Household borrowing peaked at the end of 2007, after adjusting for inflation (the nominal figure was $13.8 trillion). Families have been steadily chipping away at debt ever since then, reducing it by another 0.5% in the third quarter, according to data published by the Federal Reserve Board on Dec. 8.

Another key measure of debt sustainability are asset prices. In the wake of the property crash, the ratio of debt to net worth hit a postwar high of 27% in the first quarter of 2009.

The ratio fell to 22% in the second quarter of this year as equity markets recovered. But in the third quarter, the value of household interests in stocks, mutual funds and pensions plummeted 12% amid the turmoil sparked by the debt ceiling standoff and the euro zone crisis. With home prices still drifting down, that pushed the debt back up to 23% of households’ net worth (see the first chart).
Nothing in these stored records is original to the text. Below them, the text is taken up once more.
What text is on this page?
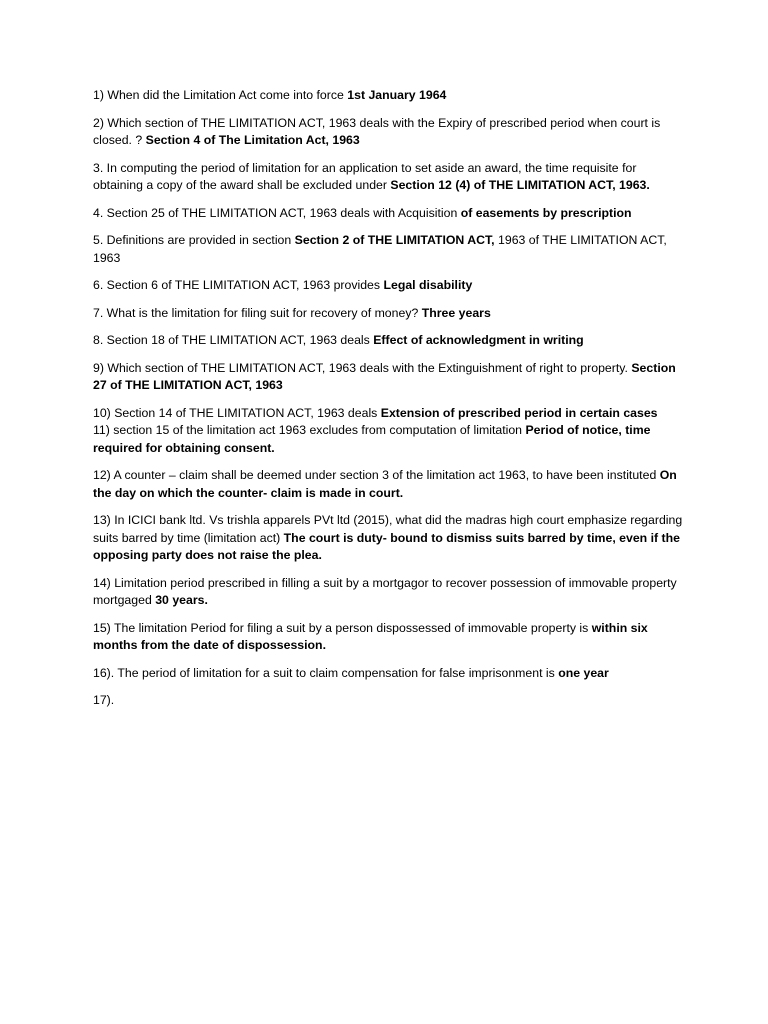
1) When did the Limitation Act come into force 1st January 1964

2) Which section of THE LIMITATION ACT, 1963 deals with the Expiry of prescribed period when court is closed. ? Section 4 of The Limitation Act, 1963

3. In computing the period of limitation for an application to set aside an award, the time requisite for obtaining a copy of the award shall be excluded under Section 12 (4) of THE LIMITATION ACT, 1963.

4. Section 25 of THE LIMITATION ACT, 1963 deals with Acquisition of easements by prescription

5. Definitions are provided in section Section 2 of THE LIMITATION ACT, 1963 of THE LIMITATION ACT, 1963

6. Section 6 of THE LIMITATION ACT, 1963 provides Legal disability

7. What is the limitation for filing suit for recovery of money? Three years

8. Section 18 of THE LIMITATION ACT, 1963 deals Effect of acknowledgment in writing

9) Which section of THE LIMITATION ACT, 1963 deals with the Extinguishment of right to property. Section 27 of THE LIMITATION ACT, 1963

10) Section 14 of THE LIMITATION ACT, 1963 deals Extension of prescribed period in certain cases

11) section 15 of the limitation act 1963 excludes from computation of limitation Period of notice, time required for obtaining consent.

12) A counter – claim shall be deemed under section 3 of the limitation act 1963, to have been instituted On the day on which the counter- claim is made in court.

13) In ICICI bank ltd. Vs trishla apparels PVt ltd (2015), what did the madras high court emphasize regarding suits barred by time (limitation act) The court is duty- bound to dismiss suits barred by time, even if the opposing party does not raise the plea.

14) Limitation period prescribed in filling a suit by a mortgagor to recover possession of immovable property mortgaged 30 years.

15) The limitation Period for filing a suit by a person dispossessed of immovable property is within six months from the date of dispossession.

16). The period of limitation for a suit to claim compensation for false imprisonment is one year

17).
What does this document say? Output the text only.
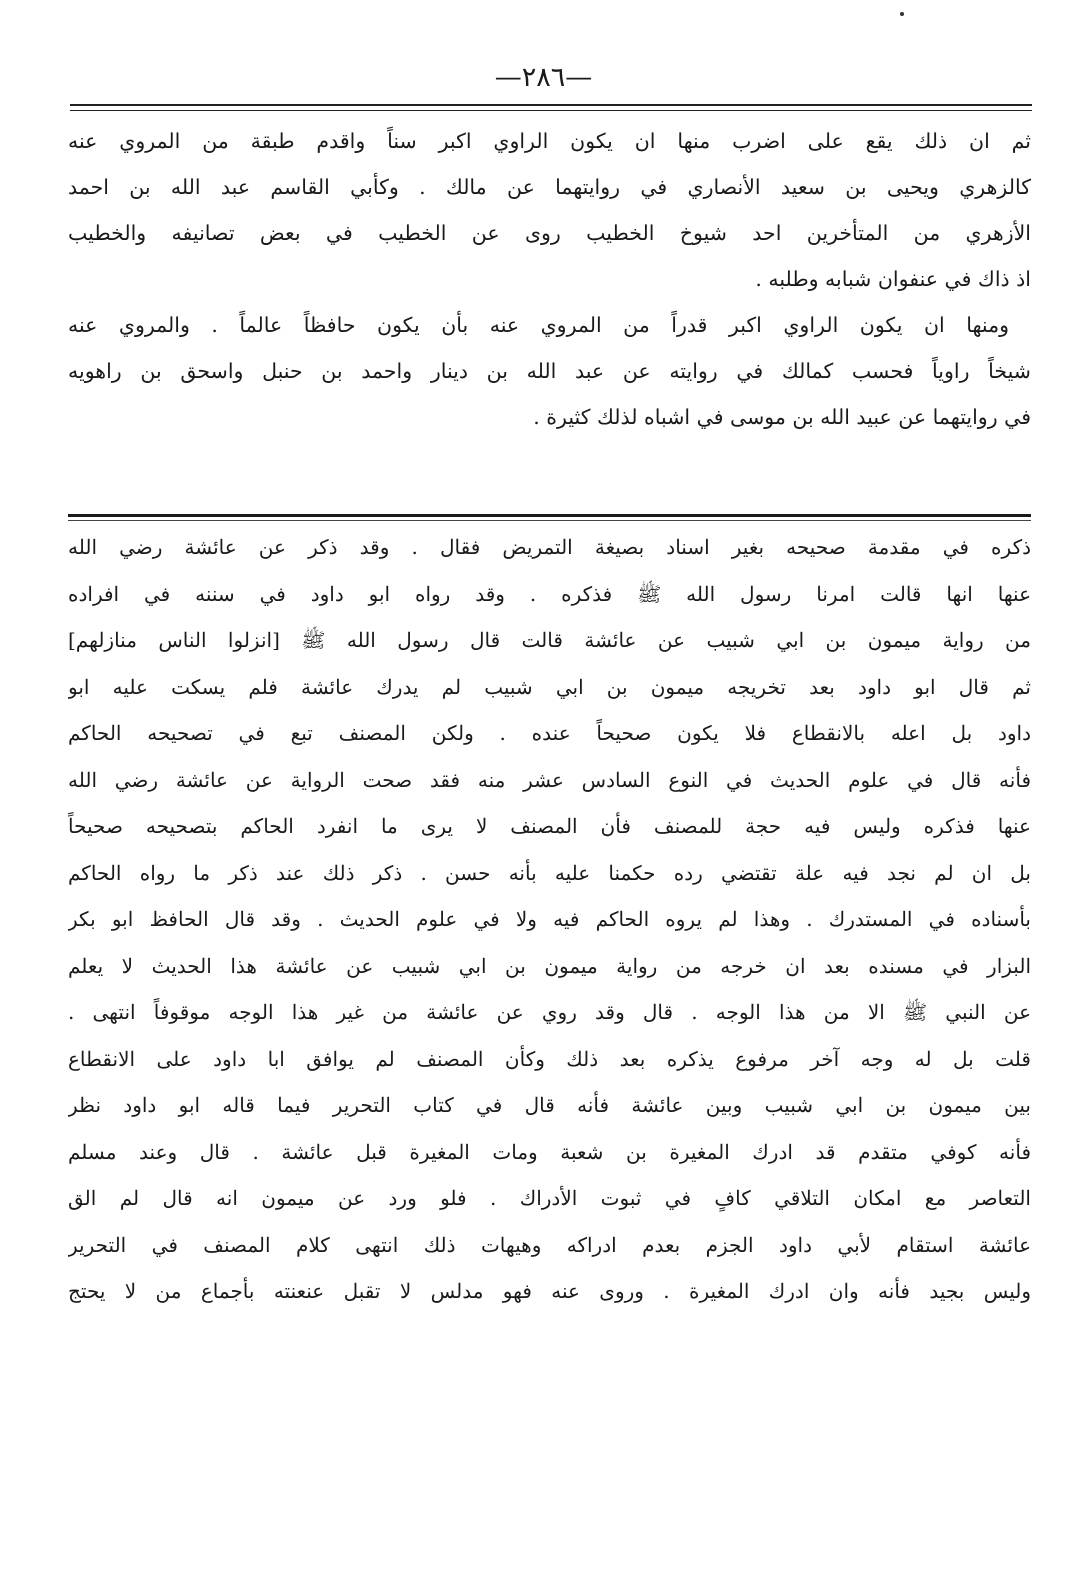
—٢٨٦—
ثم ان ذلك يقع على اضرب منها ان يكون الراوي اكبر سناً واقدم طبقة من المروي عنه
كالزهري ويحيى بن سعيد الأنصاري في روايتهما عن مالك . وكأبي القاسم عبد الله بن احمد
الأزهري من المتأخرين احد شيوخ الخطيب روى عن الخطيب في بعض تصانيفه والخطيب
اذ ذاك في عنفوان شبابه وطلبه .
ومنها ان يكون الراوي اكبر قدراً من المروي عنه بأن يكون حافظاً عالماً . والمروي عنه
شيخاً راوياً فحسب كمالك في روايته عن عبد الله بن دينار واحمد بن حنبل واسحق بن راهويه
في روايتهما عن عبيد الله بن موسى في اشباه لذلك كثيرة .
ذكره في مقدمة صحيحه بغير اسناد بصيغة التمريض فقال . وقد ذكر عن عائشة رضي الله
عنها انها قالت امرنا رسول الله ﷺ فذكره . وقد رواه ابو داود في سننه في افراده
من رواية ميمون بن ابي شبيب عن عائشة قالت قال رسول الله ﷺ [انزلوا الناس منازلهم]
ثم قال ابو داود بعد تخريجه ميمون بن ابي شبيب لم يدرك عائشة فلم يسكت عليه ابو
داود بل اعله بالانقطاع فلا يكون صحيحاً عنده . ولكن المصنف تبع في تصحيحه الحاكم
فأنه قال في علوم الحديث في النوع السادس عشر منه فقد صحت الرواية عن عائشة رضي الله
عنها فذكره وليس فيه حجة للمصنف فأن المصنف لا يرى ما انفرد الحاكم بتصحيحه صحيحاً
بل ان لم نجد فيه علة تقتضي رده حكمنا عليه بأنه حسن . ذكر ذلك عند ذكر ما رواه الحاكم
بأسناده في المستدرك . وهذا لم يروه الحاكم فيه ولا في علوم الحديث . وقد قال الحافظ ابو بكر
البزار في مسنده بعد ان خرجه من رواية ميمون بن ابي شبيب عن عائشة هذا الحديث لا يعلم
عن النبي ﷺ الا من هذا الوجه . قال وقد روي عن عائشة من غير هذا الوجه موقوفاً انتهى .
قلت بل له وجه آخر مرفوع يذكره بعد ذلك وكأن المصنف لم يوافق ابا داود على الانقطاع
بين ميمون بن ابي شبيب وبين عائشة فأنه قال في كتاب التحرير فيما قاله ابو داود نظر
فأنه كوفي متقدم قد ادرك المغيرة بن شعبة ومات المغيرة قبل عائشة . قال وعند مسلم
التعاصر مع امكان التلاقي كافٍ في ثبوت الأدراك . فلو ورد عن ميمون انه قال لم الق
عائشة استقام لأبي داود الجزم بعدم ادراكه وهيهات ذلك انتهى كلام المصنف في التحرير
وليس بجيد فأنه وان ادرك المغيرة . وروى عنه فهو مدلس لا تقبل عنعنته بأجماع من لا يحتج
The seesaw relationship between asset values and debt-to-net-worth ratios is a long-standing one. Households take on debt relatively gradually. Shedding it, either through belt-tightening or default, can be painfully slow. Equity prices, by contrast, can be volatile, as were home prices in the first decade of the century. Fluctuations in the value of household assets and in debt-to-net-worth ratios have been mirror images since the mid-1990s.

Other third-quarter indicators of the health of household balance sheets were a bit better, though not great. Slight declines in mortgage debt and real estate values roughly offset each other, keeping the ratio of mortgage debt to owners’ equity about flat at 158% (see the second chart).

A slight decline in disposable income offset the drop in mortgage and other consumer borrowing, keeping the ratio of debt to disposable income about even at 107% (see the third chart) after previous declines.

In all, the three metrics remain at levels well above those that prevailed for most of the last half-century.

However, household finances look much more stable based on one other benchmark. Thanks to low interest rates, the proportion of income households needed to service debt and cover other basic expenses, like rent and property taxes, fell to 16% in the second quarter (the most recent data available). That’s the lowest level in almost two decades (see the fourth chart) and a comfortable level by historical standards.

Household balance sheets in all likelihood are even healthier now, given stock prices have rebounded in the two months since the end of the third quarter. Even so, Barclays Capital analysts wrote Dec. 8 that they expect the decline in net worth to create a slight drag on consumption because of the tendency for households to adjust spending according to their wealth.